37. Derit Kilas Balik

29 3 0
                                    

"Kamu Zora?" Kedua matanya mendadak jernih, seolah tatap butiran berlian di pasir putih. Garis di bibirnya tertarik tampilkan seutas senyum takjub.

"Zora anakku?" sambungnya sampai di mana senyum tulus itu digantikan kekehan halus yang buat bulu-bulu di tangan gadis menengah atas itu meneteskan air mata dengan tubuh bergetar.

"Sayang ini Ayah, Nak.

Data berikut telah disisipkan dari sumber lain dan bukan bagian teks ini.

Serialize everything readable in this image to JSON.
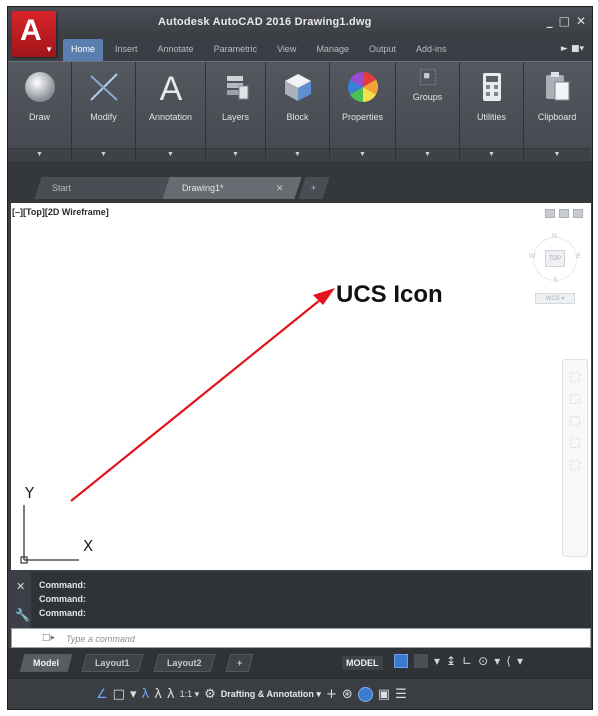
{
  "window": {
    "title": "Autodesk AutoCAD 2016   Drawing1.dwg",
    "controls": [
      "_",
      "□",
      "✕"
    ]
  },
  "app_logo": {
    "letter": "A",
    "icon": "autocad-logo-icon"
  },
  "ribbon_tabs": [
    "Home",
    "Insert",
    "Annotate",
    "Parametric",
    "View",
    "Manage",
    "Output",
    "Add-ins"
  ],
  "ribbon_tab_extra": "► ■▾",
  "ribbon_panels": [
    {
      "label": "Draw",
      "icon": "draw-sphere-icon"
    },
    {
      "label": "Modify",
      "icon": "modify-icon"
    },
    {
      "label": "Annotation",
      "icon": "annotation-text-icon"
    },
    {
      "label": "Layers",
      "icon": "layers-icon"
    },
    {
      "label": "Block",
      "icon": "block-icon"
    },
    {
      "label": "Properties",
      "icon": "properties-color-wheel-icon"
    },
    {
      "label": "Groups",
      "icon": "groups-icon"
    },
    {
      "label": "Utilities",
      "icon": "utilities-calculator-icon"
    },
    {
      "label": "Clipboard",
      "icon": "clipboard-icon"
    }
  ],
  "doc_tabs": {
    "start": "Start",
    "drawing": "Drawing1*",
    "close": "✕",
    "new": "+"
  },
  "viewport": {
    "label": "[–][Top][2D Wireframe]",
    "viewcube": {
      "n": "N",
      "s": "S",
      "w": "W",
      "e": "E",
      "face": "TOP",
      "wcs": "WCS ▾"
    }
  },
  "ucs": {
    "y_label": "Y",
    "x_label": "X"
  },
  "annotation": {
    "label": "UCS Icon",
    "arrow_color": "#e3121b"
  },
  "command_history": [
    "Command:",
    "Command:",
    "Command:"
  ],
  "command_input": {
    "prompt_icon": "□▸",
    "placeholder": "Type a command"
  },
  "layout_tabs": [
    "Model",
    "Layout1",
    "Layout2",
    "+"
  ],
  "status": {
    "model_badge": "MODEL",
    "scale": "1:1 ▾",
    "workspace": "Drafting & Annotation ▾"
  },
  "colors": {
    "accent_blue": "#3d7bd1",
    "autocad_red": "#d8242b"
  }
}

Anakku sudah dewasa. Cantik ...."

"Dan seksi."

"BAJINGAN!" Teriakan Zora mampu rubah keadaan seketika. Vas bunga yang awalnya ada digenggam kini sudah terlempar jauh menghantam tembok tepat melalui kepala pria tua di hadapannya.

"Hei, hei anakku. Kenapa marah begitu?"

Pria itu berusaha mendekat dengan pelan sementara tangan kanannya masih mencengkram rambut Maria kencang. Ia menoleh sekilas, mantan istrinya sudah tak sadarkan diri.

"LEPASIN TANGAN LO DARI NYOKAP GUA, ANJING!"

"Zora jangan teriak. Hussttt! Ayah gak suka kamu seperti ini, diem oke?" Gadis itu menggeleng kencang. Ia takut sekali terlebih setiap kedua matanya bertabrakan ke arah di mana sang ibu tergeletak tubuhnya semakin melemah sampai ia merosot ke lantai. Tak sanggup.

Rasa takut yang ia alami kembali mengambil alih kewarasannya. Gadis itu peluk tubuhnya sendiri sembari menangis histeris sampai sosok pria yang dulunya sering ia panggil ayah itu berhasil menyentuh wajahnya.

Zora berusaha menghindar namun tubuhnya kembali dikukung kencang. Gadis itu meludah tepat di wajah sang ayah saat pria itu mengendus bau wajahnya.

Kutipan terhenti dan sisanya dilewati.